One very important part of all HVAC systems is the basic refrigeration cycle. It contains four major components: the compressor, condenser, expansion device, and evaporator. The system pipes refrigerant through these four components in a loop, giving the cycle its name and keeping your home cool!
The Four Steps Of Refrigeration
The refrigerant in your system starts as vapour in the first component of the cycle, the compressor. This part is “the engine” of refrigeration, not just because it keeps everything going, but also because out of all the HVAC components, it uses the most energy. The compressor forces the refrigerant through the system, squeezing the cool refrigerant and turning it into a very hot, high-pressure vapour.
This vapour moves to the next component, the condenser. The condenser contains a series of coils, and warm outdoor air blows across them to cool the much hotter vaporized refrigerant. The heat transfers from the refrigerant to the cooler outdoor air, releasing the excess energy into the atmosphere and condensing the refrigerant in the coils.
The refrigerant goes through the condenser in coils to maximize the surface area and allow more heat to transfer outside. The combination of high pressure and reduced temperature means the refrigerant turns from a vapour into a hot liquid.
Now that it’s a hot liquid, the refrigerant moves to the expansion device. from which it will leave colder. This is because the expansion device reduces the pressure of the refrigerant so that it can evaporate in the next step. The expansion device drops the pressure to turn the refrigerant into a combination of a cold liquid and vapour, which slowly releases it through a valve and into the next stage.
Now that the refrigerant is a cold mix of liquid and vapour, it flows to the evaporator. It cools the air by evaporating the refrigerant flowing through it. Warm air draws across the evaporator as cold refrigerant moves through the coils. This transfers the heat to the refrigerant, cooling the air that will then circulate throughout your home or business.
Like the condenser, the evaporator uses a coil to get the most surface area, allowing for better heat transfer from the refrigerant to the air. The low-pressure liquid refrigerant cools the warm air blown across it through heat transfer and heads back to the compressor. The cycle is ready to begin again!

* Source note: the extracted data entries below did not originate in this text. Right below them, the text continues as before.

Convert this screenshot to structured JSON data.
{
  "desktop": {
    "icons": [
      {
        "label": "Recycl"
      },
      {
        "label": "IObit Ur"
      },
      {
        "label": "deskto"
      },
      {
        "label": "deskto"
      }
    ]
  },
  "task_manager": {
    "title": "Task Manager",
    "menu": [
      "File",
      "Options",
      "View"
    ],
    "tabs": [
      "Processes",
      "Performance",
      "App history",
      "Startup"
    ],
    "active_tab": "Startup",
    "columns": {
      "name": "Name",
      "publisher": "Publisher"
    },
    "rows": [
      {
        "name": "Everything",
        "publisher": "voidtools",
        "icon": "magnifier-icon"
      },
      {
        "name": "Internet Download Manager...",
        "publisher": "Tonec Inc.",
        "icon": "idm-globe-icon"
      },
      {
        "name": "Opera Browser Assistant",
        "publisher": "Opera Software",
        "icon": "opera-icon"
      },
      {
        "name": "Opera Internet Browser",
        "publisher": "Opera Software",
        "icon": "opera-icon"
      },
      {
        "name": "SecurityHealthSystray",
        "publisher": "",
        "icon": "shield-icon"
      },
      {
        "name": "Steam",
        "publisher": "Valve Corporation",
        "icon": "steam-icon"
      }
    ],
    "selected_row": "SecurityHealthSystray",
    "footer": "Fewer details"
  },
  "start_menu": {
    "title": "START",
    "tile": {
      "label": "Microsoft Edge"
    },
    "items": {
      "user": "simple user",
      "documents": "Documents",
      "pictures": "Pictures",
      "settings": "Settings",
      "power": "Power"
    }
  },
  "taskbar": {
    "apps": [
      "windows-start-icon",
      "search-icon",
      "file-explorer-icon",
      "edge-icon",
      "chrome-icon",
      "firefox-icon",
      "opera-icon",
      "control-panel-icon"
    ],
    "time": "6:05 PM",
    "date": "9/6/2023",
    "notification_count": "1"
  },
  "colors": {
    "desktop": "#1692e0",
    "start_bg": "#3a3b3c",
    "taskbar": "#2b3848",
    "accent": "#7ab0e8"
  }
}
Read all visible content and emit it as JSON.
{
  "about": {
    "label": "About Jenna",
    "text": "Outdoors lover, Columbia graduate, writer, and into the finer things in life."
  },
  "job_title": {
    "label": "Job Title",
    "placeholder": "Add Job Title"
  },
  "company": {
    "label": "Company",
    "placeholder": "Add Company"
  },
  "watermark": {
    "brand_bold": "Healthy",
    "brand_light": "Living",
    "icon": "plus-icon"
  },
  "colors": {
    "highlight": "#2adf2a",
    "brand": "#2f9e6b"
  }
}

How Does The Refrigeration Cycle Work?
The refrigeration cycle runs on the principles of thermodynamics, which have more influence over our lives than you might think! Much of the energy used by your HVAC system is for turning the refrigerant from a liquid into a gas and back again.
One property that defines the refrigerant cycle is the first law of thermodynamics: energy can neither be created nor destroyed. It can only be transferred, so when an air conditioner or refrigerator is cooling a space, don’t think of it as adding cold air into your home. Rather, the process is removing the heat and rejecting it outside!
Another great example of science in the HVAC system is the expansion device. This component lowers the pressure of the refrigerant to cool it down rather than using contrasting temperatures. Pressure and temperature have a direct relationship in closed systems, and by lowering the refrigerant’s pressure, the HVAC system changes its temperature at a rate that works for the evaporator. This makes the refrigeration cycle easier to manage!